Staff Advice - Common Mistakes
Session Management
Session management in this project is nothing like session management in web. If that’s what you were thinking, you’re…probably overcomplicating it.
To get an example of multiple sessions “in usage”, see this snippet from the starter code’s client_test.go file:
aliceDesktop, err = client.InitUser("alice", defaultPassword)
aliceLaptop, err = client.GetUser("alice", defaultPassword)
err = aliceDesktop.StoreFile(aliceFile, []byte(contentOne))
invite, err := aliceLaptop.CreateInvitation(aliceFile, "bob")
The user struct returned by InitUser
and GetUser
is like a Python instance of a class – in other words, if you call aliceDesktop = InitUser(...)
and aliceLaptop = GetUser(...)
, then these are two instances whose initial attributes are set at the time that the instance is created.
If your client API modifies attributes within these instances (e.g. a list of files, for example), you may want to consider “syncing” the user struct at the beginning and end of every client API function call, so that each instance is “updated” before any operations are done using the attributes of the user.
For this reason, if we store any mutable data in the user struct (e.g. a list of files), we have to “sync” the user struct with the latest state of it in Datastore before every Client API operation…which, consequently, may lead to a lot of datastore bandwidth when appending to a file!
Consider the case where we have a million files. In order to support multiple user sessions, we have to sync the user struct, which causes bandwidth of O(N = 1,000,000). This is incredibly inefficient if we’re only appending one byte to one file!
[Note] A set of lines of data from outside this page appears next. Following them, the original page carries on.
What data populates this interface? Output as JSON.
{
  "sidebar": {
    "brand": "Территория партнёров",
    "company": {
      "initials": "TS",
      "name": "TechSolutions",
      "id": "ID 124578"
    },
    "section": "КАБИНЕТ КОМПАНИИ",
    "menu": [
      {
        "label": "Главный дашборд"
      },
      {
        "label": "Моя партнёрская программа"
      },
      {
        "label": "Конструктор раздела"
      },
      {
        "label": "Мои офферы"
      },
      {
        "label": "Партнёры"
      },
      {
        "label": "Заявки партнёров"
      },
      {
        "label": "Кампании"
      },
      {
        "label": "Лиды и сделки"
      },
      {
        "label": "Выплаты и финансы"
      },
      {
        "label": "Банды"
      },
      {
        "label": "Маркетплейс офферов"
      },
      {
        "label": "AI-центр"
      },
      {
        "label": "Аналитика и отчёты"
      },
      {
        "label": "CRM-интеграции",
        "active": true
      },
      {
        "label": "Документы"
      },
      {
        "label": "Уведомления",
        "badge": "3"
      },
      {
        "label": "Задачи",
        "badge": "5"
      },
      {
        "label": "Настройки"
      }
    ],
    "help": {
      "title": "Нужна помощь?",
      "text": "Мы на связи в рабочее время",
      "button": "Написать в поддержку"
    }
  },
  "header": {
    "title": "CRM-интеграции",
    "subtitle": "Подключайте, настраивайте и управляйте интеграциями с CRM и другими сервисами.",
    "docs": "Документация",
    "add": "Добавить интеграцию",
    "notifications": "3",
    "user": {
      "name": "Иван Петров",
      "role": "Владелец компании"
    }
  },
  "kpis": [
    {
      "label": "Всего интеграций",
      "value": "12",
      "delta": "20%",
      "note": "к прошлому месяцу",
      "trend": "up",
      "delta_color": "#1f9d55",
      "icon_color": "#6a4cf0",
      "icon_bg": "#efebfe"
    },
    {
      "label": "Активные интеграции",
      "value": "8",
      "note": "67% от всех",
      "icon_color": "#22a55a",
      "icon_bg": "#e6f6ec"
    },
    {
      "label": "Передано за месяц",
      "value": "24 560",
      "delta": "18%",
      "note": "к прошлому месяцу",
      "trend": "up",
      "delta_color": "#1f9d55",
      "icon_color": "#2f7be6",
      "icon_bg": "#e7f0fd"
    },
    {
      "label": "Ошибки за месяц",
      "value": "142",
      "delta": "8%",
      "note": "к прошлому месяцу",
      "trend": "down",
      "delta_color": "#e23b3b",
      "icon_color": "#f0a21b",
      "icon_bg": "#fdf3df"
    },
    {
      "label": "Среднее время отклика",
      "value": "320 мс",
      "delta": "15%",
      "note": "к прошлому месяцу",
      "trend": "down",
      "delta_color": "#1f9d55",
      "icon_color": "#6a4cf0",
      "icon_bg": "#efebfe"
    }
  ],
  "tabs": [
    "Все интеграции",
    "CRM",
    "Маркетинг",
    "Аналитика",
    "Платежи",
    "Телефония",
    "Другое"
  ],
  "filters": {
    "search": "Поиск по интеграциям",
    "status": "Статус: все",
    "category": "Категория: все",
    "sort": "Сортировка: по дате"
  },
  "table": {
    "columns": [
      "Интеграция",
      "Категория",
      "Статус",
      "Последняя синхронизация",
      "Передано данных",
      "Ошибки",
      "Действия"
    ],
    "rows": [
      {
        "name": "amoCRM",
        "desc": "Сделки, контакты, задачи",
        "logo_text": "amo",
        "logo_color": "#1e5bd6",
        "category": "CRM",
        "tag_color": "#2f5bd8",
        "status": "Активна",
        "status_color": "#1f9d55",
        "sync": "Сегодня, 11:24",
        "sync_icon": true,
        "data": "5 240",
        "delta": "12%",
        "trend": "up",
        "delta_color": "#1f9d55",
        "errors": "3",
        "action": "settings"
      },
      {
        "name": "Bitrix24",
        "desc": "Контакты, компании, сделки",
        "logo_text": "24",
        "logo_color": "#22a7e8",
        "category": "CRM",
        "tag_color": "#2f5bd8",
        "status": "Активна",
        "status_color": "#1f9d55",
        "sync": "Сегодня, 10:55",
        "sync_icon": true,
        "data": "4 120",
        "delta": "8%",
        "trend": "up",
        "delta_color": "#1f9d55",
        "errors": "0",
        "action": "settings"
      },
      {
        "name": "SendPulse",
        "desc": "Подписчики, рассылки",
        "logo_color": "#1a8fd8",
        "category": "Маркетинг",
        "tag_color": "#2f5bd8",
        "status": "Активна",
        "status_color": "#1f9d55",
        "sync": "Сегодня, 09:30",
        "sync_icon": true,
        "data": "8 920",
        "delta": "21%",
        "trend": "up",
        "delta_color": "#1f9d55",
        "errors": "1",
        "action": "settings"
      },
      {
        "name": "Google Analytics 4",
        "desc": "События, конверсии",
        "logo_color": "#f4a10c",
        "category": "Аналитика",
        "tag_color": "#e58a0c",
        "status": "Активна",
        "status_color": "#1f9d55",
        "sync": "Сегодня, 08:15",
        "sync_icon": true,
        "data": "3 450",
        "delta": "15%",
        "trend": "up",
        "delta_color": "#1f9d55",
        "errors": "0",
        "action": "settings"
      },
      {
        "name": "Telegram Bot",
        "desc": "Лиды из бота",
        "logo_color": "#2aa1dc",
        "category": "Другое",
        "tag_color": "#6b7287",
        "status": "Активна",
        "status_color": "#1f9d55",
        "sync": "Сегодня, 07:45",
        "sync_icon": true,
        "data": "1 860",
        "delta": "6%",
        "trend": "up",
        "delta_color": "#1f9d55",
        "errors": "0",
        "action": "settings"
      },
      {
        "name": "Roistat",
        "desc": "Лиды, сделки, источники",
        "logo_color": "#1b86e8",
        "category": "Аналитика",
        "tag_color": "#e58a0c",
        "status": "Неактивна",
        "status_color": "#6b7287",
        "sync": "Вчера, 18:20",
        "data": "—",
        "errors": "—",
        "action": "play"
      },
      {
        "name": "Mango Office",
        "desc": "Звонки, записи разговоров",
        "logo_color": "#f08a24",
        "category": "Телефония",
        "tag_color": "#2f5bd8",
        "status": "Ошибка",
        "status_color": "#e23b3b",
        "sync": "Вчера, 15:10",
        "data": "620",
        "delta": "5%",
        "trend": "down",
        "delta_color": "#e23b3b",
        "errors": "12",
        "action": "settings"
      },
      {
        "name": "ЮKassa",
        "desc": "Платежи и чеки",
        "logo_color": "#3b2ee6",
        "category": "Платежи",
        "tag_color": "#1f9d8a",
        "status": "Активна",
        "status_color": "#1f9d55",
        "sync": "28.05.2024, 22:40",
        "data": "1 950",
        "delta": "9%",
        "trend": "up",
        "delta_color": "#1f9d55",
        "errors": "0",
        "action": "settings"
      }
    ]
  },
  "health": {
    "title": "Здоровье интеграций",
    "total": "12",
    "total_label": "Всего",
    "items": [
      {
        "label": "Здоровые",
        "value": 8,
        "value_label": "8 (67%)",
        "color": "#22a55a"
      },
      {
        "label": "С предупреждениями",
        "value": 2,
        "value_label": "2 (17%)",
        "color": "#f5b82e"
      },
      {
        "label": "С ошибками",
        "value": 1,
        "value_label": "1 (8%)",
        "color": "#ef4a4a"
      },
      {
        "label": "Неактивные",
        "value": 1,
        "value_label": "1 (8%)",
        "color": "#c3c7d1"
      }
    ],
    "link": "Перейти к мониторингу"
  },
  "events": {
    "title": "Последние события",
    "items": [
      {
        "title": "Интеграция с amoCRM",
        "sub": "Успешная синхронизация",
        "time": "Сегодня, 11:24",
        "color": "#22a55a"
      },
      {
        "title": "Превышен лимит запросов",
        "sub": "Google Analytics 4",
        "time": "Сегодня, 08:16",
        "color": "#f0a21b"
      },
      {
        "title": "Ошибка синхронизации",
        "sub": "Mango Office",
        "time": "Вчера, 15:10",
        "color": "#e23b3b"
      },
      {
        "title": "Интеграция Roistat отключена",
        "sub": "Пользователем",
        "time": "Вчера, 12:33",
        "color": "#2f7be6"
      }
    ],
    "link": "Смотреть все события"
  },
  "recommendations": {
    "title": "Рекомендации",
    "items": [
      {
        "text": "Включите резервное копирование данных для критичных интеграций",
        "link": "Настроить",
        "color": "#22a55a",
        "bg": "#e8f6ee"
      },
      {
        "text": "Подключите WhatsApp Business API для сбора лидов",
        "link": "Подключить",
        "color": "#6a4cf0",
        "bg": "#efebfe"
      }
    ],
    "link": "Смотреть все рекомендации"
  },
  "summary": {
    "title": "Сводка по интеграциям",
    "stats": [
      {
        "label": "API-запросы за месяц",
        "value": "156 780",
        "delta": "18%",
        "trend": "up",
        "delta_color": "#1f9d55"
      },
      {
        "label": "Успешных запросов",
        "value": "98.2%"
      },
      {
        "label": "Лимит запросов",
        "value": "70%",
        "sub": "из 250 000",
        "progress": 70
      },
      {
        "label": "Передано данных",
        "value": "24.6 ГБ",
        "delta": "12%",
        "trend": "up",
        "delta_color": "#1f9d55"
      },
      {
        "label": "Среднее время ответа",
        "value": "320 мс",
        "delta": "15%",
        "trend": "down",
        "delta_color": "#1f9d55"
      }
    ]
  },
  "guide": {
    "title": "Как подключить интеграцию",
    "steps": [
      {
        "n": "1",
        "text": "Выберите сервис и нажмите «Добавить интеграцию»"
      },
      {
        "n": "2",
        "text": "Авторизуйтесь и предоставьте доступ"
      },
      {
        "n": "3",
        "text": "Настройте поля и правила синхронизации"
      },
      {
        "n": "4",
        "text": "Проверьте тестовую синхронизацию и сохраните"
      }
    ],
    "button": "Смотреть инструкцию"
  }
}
As such, we recommend thinking about how to flatten your data structures to solve this efficiency problem (see the above section on how to do so).
One final note about sessions: if you do everything cleanly/correctly, multiple user sessions should be supported without any additional work.
Append Efficiency
As a reminder, here’s what the append efficiency requirement states:
The bandwidth of the AppendToFile()
operation MUST scale linearly with only the size of data beging appended and the number of users the file is shared with, and nothing else.
Here are some things that append should NOT scale linearly with:
- The size of previous appends. If I make one append of a billion bytes and another append that’s one byte, the second append should be fast and shouldn’t have to download the previous append - or any previous file content, for that matter!
- The number of previous appends. If I make one billion appends to a file, and then make one more append, that very last append should be fast. I shouldn’t have to download metadata that scales with the number of appends to the file!
- The number of files a user has. Designs that store maps or lists of filenames in user structs typically fail this test.
This isn’t a comprehensive list of everything that append should NOT scale with: see if you can think of more things that may grow linearly that shouldn’t.
NOTE: The append tests are capped at a 10% penalty. If you’re overwhelmed with other components, we recommend focusing on those (e.g. sharing, revocation, etc.) and coming back to append when you’re confident in the rest of your implementation. Sharing and revoking are weighted much more heavily than append efficiency!
Sharing and Revocation
A few notes on common design patterns we saw –
- Non-revoked users should not have to receive the file again.
- Consider a case where A shares with B and C, then revokes access from B. C should still be able to access the file (load, store, append, etc.) without having to call
AcceptInvitation()
again.= - If you’re updating any metadata while revoking, you’ll have to design your revoke function so that non-revoked users receive the updated metadata without calling
AcceptInvitation()
again. - When designing your revocation scheme, pay close attention to the critical design requirement around revocations: revocations are only defined in the case where the owner is revoking access from a direct (top-level) child. All other revocations are undefined, and you don’t need to worry about them.
- If you’re stuck on revocation, think about “permission groups.” Can you assign users into groups based on where they lie on a sharing tree?
- Consider a case where A shares with B and C, then revokes access from B. C should still be able to access the file (load, store, append, etc.) without having to call
- Revoked users can circumvent the API to regain access.
- We noticed some groups simply set a flag to support revoke, and checked the flag in their API functions.
- Note the revoked user can always record any information they have (or had) access to, which includes the location of file and keys used to decrypt the file before the file is revoked.
- The revoked user can then use this information to directly access Datastore and regain access to the file.
- The revoked user should not be able to learn ANYTHING about the file after their access is revoked (a.k.a. they shouldn’t be able to detect when file contents are updated!)